The collection represented the house’s global audience and Schiaparelli is known for its powerful and distinctive creations. For the Schiaparelli woman, “quiet” doesn’t work. She wants pieces  infused with the brand’s codes – sharp tailoring, graphic knitwear, subversive denim, and subtle leather, all embellished with tromp l’oeil ornaments and gold hardware. This new collection features new signatures combined with traditionally masculine fabrics and tonal shades. 

The collection

Key looks from the collection include a shawl-collar coat that is buttoned up in black, compact wool with dove-inspired, exaggeratedly rounded sleeves, decorated with enamel and gold-toned brass buttons. An oversized parka is crafted from technical satin padded with feathers and adorned with golden hammered brass buttons. The parka is worn open, atop a quilted cardigan jacket trimmed with a strip of leather. The balaclava is crafted from black cashmere and decorated with golden brass rivets. 

Accessories 

For its first-ever ready-to-wear collection, the brand has expanded its accessory offerings. Building on the success of the brand’s golden toes, which adorn boots and rubber wellies, it introduced a keyhole plaque in velvet and patent. The brand has also welcomed bijoux in the form of gilded lilies, oyster shells, giant keyhole doorknocker earrings and oversized hammered golden cuffs inlaid with shearling and enamel padlocks. 

The Schiap

Schiaparelli

While the collection is filled with extraordinary pieces, perhaps the star of the show is The Schiap, a trapunto baguette that references the design of the house’s ground-breaking 1937 fragrance, Shocking. The bag features a riff on a classic profile as opposed to following current trends. As with all the house’s bags, The Schiap is also finished with hammered brass hardware detailing coated in a 24-carat gold finish.

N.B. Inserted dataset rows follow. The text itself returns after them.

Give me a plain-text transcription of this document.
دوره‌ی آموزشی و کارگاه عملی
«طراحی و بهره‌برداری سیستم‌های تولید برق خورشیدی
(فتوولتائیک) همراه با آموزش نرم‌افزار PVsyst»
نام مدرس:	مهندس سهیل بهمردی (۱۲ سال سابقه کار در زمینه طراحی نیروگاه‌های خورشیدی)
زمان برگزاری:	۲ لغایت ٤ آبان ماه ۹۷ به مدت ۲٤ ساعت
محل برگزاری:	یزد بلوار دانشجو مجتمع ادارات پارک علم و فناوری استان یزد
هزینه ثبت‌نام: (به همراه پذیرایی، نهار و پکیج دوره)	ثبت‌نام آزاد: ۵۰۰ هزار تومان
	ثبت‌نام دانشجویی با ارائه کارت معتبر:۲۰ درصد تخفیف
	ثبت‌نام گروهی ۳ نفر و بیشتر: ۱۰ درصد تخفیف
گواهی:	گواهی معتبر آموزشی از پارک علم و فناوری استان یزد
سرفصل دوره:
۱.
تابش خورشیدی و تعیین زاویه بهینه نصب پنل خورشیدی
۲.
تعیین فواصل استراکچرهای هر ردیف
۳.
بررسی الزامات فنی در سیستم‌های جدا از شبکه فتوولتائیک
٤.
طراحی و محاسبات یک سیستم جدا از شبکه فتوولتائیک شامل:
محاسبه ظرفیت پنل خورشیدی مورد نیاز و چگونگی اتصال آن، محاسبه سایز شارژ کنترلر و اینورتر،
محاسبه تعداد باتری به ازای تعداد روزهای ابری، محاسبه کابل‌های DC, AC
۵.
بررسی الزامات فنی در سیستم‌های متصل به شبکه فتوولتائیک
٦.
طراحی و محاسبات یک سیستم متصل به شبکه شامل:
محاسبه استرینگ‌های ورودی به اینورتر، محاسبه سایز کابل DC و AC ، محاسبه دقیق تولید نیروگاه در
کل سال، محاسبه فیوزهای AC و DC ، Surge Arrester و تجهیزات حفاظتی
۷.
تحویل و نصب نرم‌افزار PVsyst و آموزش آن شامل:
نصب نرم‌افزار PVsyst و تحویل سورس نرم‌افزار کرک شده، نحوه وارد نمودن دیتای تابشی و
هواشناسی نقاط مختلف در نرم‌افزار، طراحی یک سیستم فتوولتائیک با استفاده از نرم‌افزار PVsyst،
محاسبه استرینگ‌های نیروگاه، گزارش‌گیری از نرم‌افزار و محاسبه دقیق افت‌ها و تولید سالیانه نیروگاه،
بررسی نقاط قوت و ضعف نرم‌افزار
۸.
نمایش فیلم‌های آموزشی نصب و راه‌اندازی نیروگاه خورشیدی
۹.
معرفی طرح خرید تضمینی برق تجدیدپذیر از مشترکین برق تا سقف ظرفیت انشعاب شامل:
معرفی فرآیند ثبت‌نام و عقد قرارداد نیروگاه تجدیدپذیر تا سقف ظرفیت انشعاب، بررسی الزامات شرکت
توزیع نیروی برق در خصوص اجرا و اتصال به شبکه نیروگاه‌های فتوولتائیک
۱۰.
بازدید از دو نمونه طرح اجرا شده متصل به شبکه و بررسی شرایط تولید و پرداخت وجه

“So often in this town (and in this industry), the product becomes less creative the higher you go,” said Daniel Roseberry. “But Ela permits us to imagine what it means to be fearlessly chic, to trust our instincts. And so that’s what this collection is about – clothes and accessories that exist at that impossible crossroads, between what’s forever stylish… and what’s perfect of its moment.”